III. Treatment effect 
After 12 days of conservative treatment, the patient took oral lithotripsy medication and drank more water at home, and the stone was not discharged on re-examination 1 week after treatment; the treatment was continued for 1 week, and on re-examination on the 12th day after treatment, the CT results showed that the ureteral stone was discharged and the patient’s hematuria symptoms disappeared, with good results. However, urinary stones are prone to recurrence, and some stones do not cause symptoms, which patients tend to ignore, so patients are advised to have long-term review and follow-up.
IV. Notes 
We are really happy that the patient recovered from the disease, but ureteral stones are usually mainly caused by kidney stones falling into the ureter, the ureter itself does not produce stones and is not easy to detect. Therefore, if the patient has symptoms of hematuria again, he should promptly communicate with the doctor and follow up regularly. In addition, the best preventive measures for ureteral stones are to drink more water to keep more urine to flush the urinary system, to be more active to promote the discharge of stones, and to pay attention to a balanced diet with more fruits and coarse grains to reduce the intake of high cholesterol and high fat foods.
V. Personal insight 
Ureteral stones are a kind of upper urinary tract stones, which often manifest as back pain, abdominal pain, nausea, vomiting, hematuria, etc.
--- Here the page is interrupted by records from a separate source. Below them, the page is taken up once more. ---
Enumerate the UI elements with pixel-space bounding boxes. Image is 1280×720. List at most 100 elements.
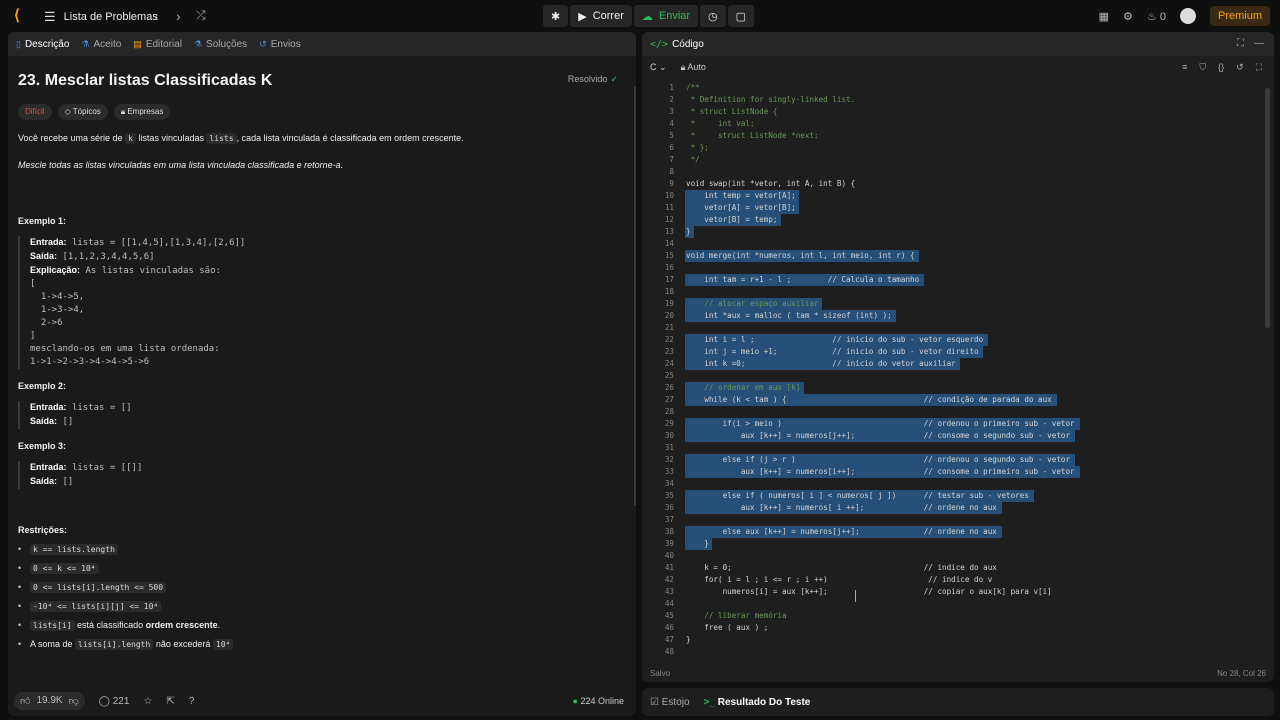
code-line[interactable]: 11 vetor[A] = vetor[B]; (642, 202, 1262, 214)
code-line[interactable]: 14 (642, 238, 1262, 250)
code-line[interactable]: 10 int temp = vetor[A]; (642, 190, 1262, 202)
scrollbar[interactable] (1265, 88, 1270, 328)
code-line[interactable]: 44 (642, 598, 1262, 610)
code-text: k = 0; // indice do aux (686, 563, 997, 572)
maximize-icon[interactable]: ⛶ (1237, 38, 1244, 49)
code-line[interactable]: 47} (642, 634, 1262, 646)
code-line[interactable]: 17 int tam = r+1 - l ; // Calcula o tama… (642, 274, 1262, 286)
code-line[interactable]: 26 // ordenar em aux [k] (642, 382, 1262, 394)
notes-button[interactable]: ▢ (727, 5, 755, 27)
code-line[interactable]: 36 aux [k++] = numeros[ i ++]; // ordene… (642, 502, 1262, 514)
tab-submissions[interactable]: ↺ Envios (259, 39, 301, 50)
code-line[interactable]: 7 */ (642, 154, 1262, 166)
leetcode-logo-icon[interactable]: ⟨ (14, 8, 30, 24)
timer-button[interactable]: ◷ (700, 5, 726, 27)
fire-icon: ♨ (1146, 10, 1157, 23)
code-line[interactable]: 35 else if ( numeros[ i ] < numeros[ j ]… (642, 490, 1262, 502)
tab-testcase[interactable]: ☑ Estojo (650, 697, 690, 708)
code-text: // alocar espaço auxiliar (686, 299, 819, 308)
gear-icon[interactable]: ⚙ (1123, 10, 1133, 23)
thumbs-down-icon[interactable]: 👎︎ (69, 695, 79, 707)
code-line[interactable]: 39 } (642, 538, 1262, 550)
code-line[interactable]: 34 (642, 478, 1262, 490)
tab-description[interactable]: ▯ Descrição (16, 39, 69, 50)
help-icon[interactable]: ? (189, 696, 195, 707)
code-line[interactable]: 15 void merge(int *numeros, int l, int me… (642, 250, 1262, 262)
code-line[interactable]: 12 vetor[B] = temp; (642, 214, 1262, 226)
shuffle-icon[interactable]: ⤮ (196, 8, 206, 23)
code-line[interactable]: 38 else aux [k++] = numeros[j++]; // ord… (642, 526, 1262, 538)
code-text: } (686, 539, 709, 548)
auto-mode[interactable]: 🔒︎ Auto (681, 62, 706, 73)
code-line[interactable]: 40 (642, 550, 1262, 562)
companies-chip[interactable]: 🔒︎ Empresas (113, 104, 171, 120)
reset-icon[interactable]: ↺ (1236, 62, 1244, 73)
code-line[interactable]: 31 (642, 442, 1262, 454)
code-line[interactable]: 5 * struct ListNode *next; (642, 130, 1262, 142)
star-icon[interactable]: ☆ (143, 696, 152, 707)
code-line[interactable]: 19 // alocar espaço auxiliar (642, 298, 1262, 310)
minimize-icon[interactable]: — (1254, 38, 1264, 49)
code-line[interactable]: 37 (642, 514, 1262, 526)
code-line[interactable]: 6 * }; (642, 142, 1262, 154)
code-line[interactable]: 46 free ( aux ) ; (642, 622, 1262, 634)
code-line[interactable]: 30 aux [k++] = numeros[j++]; // consome … (642, 430, 1262, 442)
code-line[interactable]: 42 for( i = l ; i <= r ; i ++) // indice… (642, 574, 1262, 586)
bookmark-icon[interactable]: ⛉ (1199, 62, 1206, 73)
list-item: k == lists.length (18, 544, 618, 555)
code-line[interactable]: 33 aux [k++] = numeros[i++]; // consome … (642, 466, 1262, 478)
layout-icon[interactable]: ▦ (1099, 10, 1109, 23)
code-line[interactable]: 24 int k =0; // inicio do vetor auxiliar (642, 358, 1262, 370)
list-item: 0 <= k <= 10⁴ (18, 563, 618, 574)
tab-solutions[interactable]: ⚗ Soluções (194, 39, 247, 50)
like-dislike-group[interactable]: 👍︎ 19.9K 👎︎ (14, 692, 85, 710)
fullscreen-icon[interactable]: ⛶ (1256, 62, 1262, 73)
streak-counter[interactable]: ♨ 0 (1147, 10, 1166, 23)
premium-button[interactable]: Premium (1209, 6, 1270, 26)
avatar[interactable] (1179, 8, 1196, 24)
code-line[interactable]: 1 /** (642, 82, 1262, 94)
scrollbar[interactable] (634, 86, 636, 506)
code-line[interactable]: 27 while (k < tam ) { // condição de par… (642, 394, 1262, 406)
code-line[interactable]: 22 int i = l ; // inicio do sub - vetor … (642, 334, 1262, 346)
code-line[interactable]: 29 if(i > meio ) // ordenou o primeiro s… (642, 418, 1262, 430)
code-line[interactable]: 18 (642, 286, 1262, 298)
topics-chip[interactable]: ◇ Tópicos (57, 104, 108, 120)
tab-label: Soluções (206, 38, 248, 50)
code-line[interactable]: 2 * Definition for singly-linked list. (642, 94, 1262, 106)
code-line[interactable]: 8 (642, 166, 1262, 178)
submit-button[interactable]: ☁ Enviar (633, 5, 699, 27)
code-line[interactable]: 32 else if (j > r ) // ordenou o segundo… (642, 454, 1262, 466)
code-line[interactable]: 23 int j = meio +1; // inicio do sub - v… (642, 346, 1262, 358)
debug-button[interactable]: ✱ (543, 5, 569, 27)
tab-accepted[interactable]: ⚗ Aceito (81, 39, 121, 50)
code-line[interactable]: 9 void swap(int *vetor, int A, int B) { (642, 178, 1262, 190)
run-button[interactable]: ▶ Correr (570, 5, 632, 27)
braces-icon[interactable]: {} (1218, 62, 1224, 73)
description-paragraph: Você recebe uma série de k listas vincul… (18, 132, 618, 145)
code-line[interactable]: 43 numeros[i] = aux [k++]; // copiar o a… (642, 586, 1262, 598)
next-problem-icon[interactable]: › (176, 8, 181, 24)
code-editor[interactable]: 1 /** 2 * Definition for singly-linked lis… (642, 82, 1262, 662)
share-icon[interactable]: ⇱ (166, 696, 174, 707)
code-line[interactable]: 13} (642, 226, 1262, 238)
tab-editorial[interactable]: ▤ Editorial (133, 39, 182, 50)
prev-problem-icon[interactable]: ‹ (154, 8, 159, 24)
code-line[interactable]: 20 int *aux = malloc ( tam * sizeof (int… (642, 310, 1262, 322)
format-icon[interactable]: ≡ (1182, 62, 1187, 73)
code-line[interactable]: 4 * int val; (642, 118, 1262, 130)
problem-list-link[interactable]: ☰ Lista de Problemas (44, 9, 158, 25)
comments-button[interactable]: ◯ 221 (99, 696, 130, 707)
code-line[interactable]: 48 (642, 646, 1262, 658)
language-select[interactable]: C ⌄ (650, 62, 667, 73)
code-line[interactable]: 45 // liberar memória (642, 610, 1262, 622)
constraints-list: k == lists.length 0 <= k <= 10⁴ 0 <= lis… (18, 544, 618, 650)
code-line[interactable]: 28 (642, 406, 1262, 418)
code-line[interactable]: 3 * struct ListNode { (642, 106, 1262, 118)
code-line[interactable]: 16 (642, 262, 1262, 274)
code-line[interactable]: 41 k = 0; // indice do aux (642, 562, 1262, 574)
code-line[interactable]: 21 (642, 322, 1262, 334)
tab-test-result[interactable]: >_ Resultado Do Teste (704, 697, 811, 708)
code-line[interactable]: 25 (642, 370, 1262, 382)
thumbs-up-icon[interactable]: 👍︎ (20, 695, 30, 707)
These stones are small and not easily detected by ultrasound, but hydronephrosis and ureteral dilatation can be found in more than 95% of patients in ultrasound. This case reminds that although ureteral stones basically block the ureter and cause obstruction, so the diagnosis usually relies on the sudden onset of back pain symptoms or the finding of hydronephrosis in color ultrasound for clarity. However, it should be noted that if the stone is small and adheres to the ureteral wall due to inflammatory stimulation, it may not cause obstruction, and there is no hydronephrosis or low back pain.